Sedangkan Wali Kota Surakarta F.X. Hadi Rudyatmo mengatakan, selama masih ada mata pelajaran dasar yang mengatur tentang pendidikan moral dan Pancasila, sekolah lima atau enam hari tidak akan berpengaruh. Rudy menggaris bawahi semangat guru memberikan materi pelajaran bukan hanya sebagai rutinitas tanpa didasari pengabdian.
Sementara itu, pada aksi siang kemarin, Fraksi PDI P juga menyoroti sistem Penerimaan Peserta Didik Baru (PPDB) online SMA dan SMK negeri karena dianggap menyulitkan murid dari keluarga pra sejahtera tetap sekolah dengan biaya ringan.
Diterangkan Sukasno, pada PPDB online, kuota murid dari keluarga pra sejahtera yang awalnya 30 persen, hanya menjadi 20 persen. ” Wali kota telah membuat Surat Keputusan (SK) untuk mengakomodir warga miskin. Tapi ternyata SK ini juga tidak berlaku,” jelasnya.
Faktor lain yang dianggap menyulitkan adalah syarat passing grade 24 poin untuk empat mata pelajaran bagi murid dari keluarga pra sejahtera. Padahal umumnya warga miskin nilainya tergolong rendah. Sebab, mereka tidak mendapatkan bimbingan belajar di luar sekolah layaknya murid dari ekonomi menengah ke atas.

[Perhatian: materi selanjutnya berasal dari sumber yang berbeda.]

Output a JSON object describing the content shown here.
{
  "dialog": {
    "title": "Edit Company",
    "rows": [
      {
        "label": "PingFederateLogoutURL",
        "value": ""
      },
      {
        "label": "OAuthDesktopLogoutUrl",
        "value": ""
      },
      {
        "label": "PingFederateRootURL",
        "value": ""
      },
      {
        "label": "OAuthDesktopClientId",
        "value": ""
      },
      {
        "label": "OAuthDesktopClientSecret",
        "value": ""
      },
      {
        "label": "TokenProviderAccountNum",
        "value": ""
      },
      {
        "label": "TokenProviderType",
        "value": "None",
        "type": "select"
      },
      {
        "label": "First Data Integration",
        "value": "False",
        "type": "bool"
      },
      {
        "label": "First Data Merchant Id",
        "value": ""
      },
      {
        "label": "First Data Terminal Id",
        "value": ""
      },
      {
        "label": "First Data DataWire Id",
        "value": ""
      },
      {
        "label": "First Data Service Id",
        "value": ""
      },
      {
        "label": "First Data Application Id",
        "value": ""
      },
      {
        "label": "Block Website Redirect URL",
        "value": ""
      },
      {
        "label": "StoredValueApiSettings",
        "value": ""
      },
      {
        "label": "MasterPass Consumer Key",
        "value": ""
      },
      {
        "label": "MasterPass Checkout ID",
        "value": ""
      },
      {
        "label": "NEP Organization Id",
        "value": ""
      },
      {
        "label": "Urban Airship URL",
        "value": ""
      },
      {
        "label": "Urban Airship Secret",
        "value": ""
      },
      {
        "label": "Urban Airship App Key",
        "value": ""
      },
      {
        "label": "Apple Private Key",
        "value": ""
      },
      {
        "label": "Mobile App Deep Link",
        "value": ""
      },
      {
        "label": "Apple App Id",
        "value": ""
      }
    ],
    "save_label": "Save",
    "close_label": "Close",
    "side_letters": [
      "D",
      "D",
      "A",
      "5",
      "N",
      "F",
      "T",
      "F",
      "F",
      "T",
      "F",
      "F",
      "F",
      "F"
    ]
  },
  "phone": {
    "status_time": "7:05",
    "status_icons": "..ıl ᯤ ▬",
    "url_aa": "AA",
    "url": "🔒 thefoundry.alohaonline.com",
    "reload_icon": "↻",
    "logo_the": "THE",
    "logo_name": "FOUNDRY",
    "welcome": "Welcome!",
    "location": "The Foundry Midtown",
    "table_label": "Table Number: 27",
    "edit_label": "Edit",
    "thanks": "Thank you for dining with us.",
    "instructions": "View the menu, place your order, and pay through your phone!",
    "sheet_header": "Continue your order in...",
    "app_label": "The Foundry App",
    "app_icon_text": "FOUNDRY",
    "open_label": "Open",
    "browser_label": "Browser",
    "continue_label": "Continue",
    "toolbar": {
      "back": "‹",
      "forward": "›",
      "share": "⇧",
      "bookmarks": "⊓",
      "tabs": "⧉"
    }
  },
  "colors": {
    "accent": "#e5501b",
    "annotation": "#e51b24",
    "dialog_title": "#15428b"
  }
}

Di samping itu, Pemprov Jateng menyaratkan murid dari keluarga pra sejahtera harus memiliki Kartu Indonesia Pintar (KIP). Padahal, pendataan KIP kurang maksimal. Mengingat terkadang terjadi salah sasaran. Misalnya sudah lulus sekolah, masih terdata KIP.
Lebih lanjut diterangkan Sukasno, sesuai Peraturan Menteri Pendidikan dan Kebudayaan (Permendikbud) Nomor 17/2017 menyatakan, ada dua sistem PPDB, yakni online dan offline. Dia mencontohkan Provinsi Jabar masih menerapkan sistem tersebut sehingga warga miskin dapat tertampung di sekolah.
Dengan alasan itu, Fraksi PDI P DPRD Surakarta meminta gubernur Jateng merespons aspirasi masing-masing daerah. Karena selama ini daerah sudah berpengalaman mengelola sistem pendidikan. Yakni, semua biaya pendidikan untuk murid dari keluarga pra sejahtera digratiskan, sedangkan murid dari keluarga mampu memberikan subsidi. ”Selama bertahun-tahun sistem ini sudah berjalan dengan baik,” tandas Sukasno.
Bila murid keluarga kurang mampu tak tertampung di sekolah negeri, lanjut Sukasno, hendaknya ada regulasi guna meringankan biaya di sekolah swasta. ”Kalau mereka tidak bisa membayar sekolah, takutnya angka putus sekolah semakin tinggi. Kami mohon gubernur mempertimbangkan aturan PPDB,” urai Sukasno.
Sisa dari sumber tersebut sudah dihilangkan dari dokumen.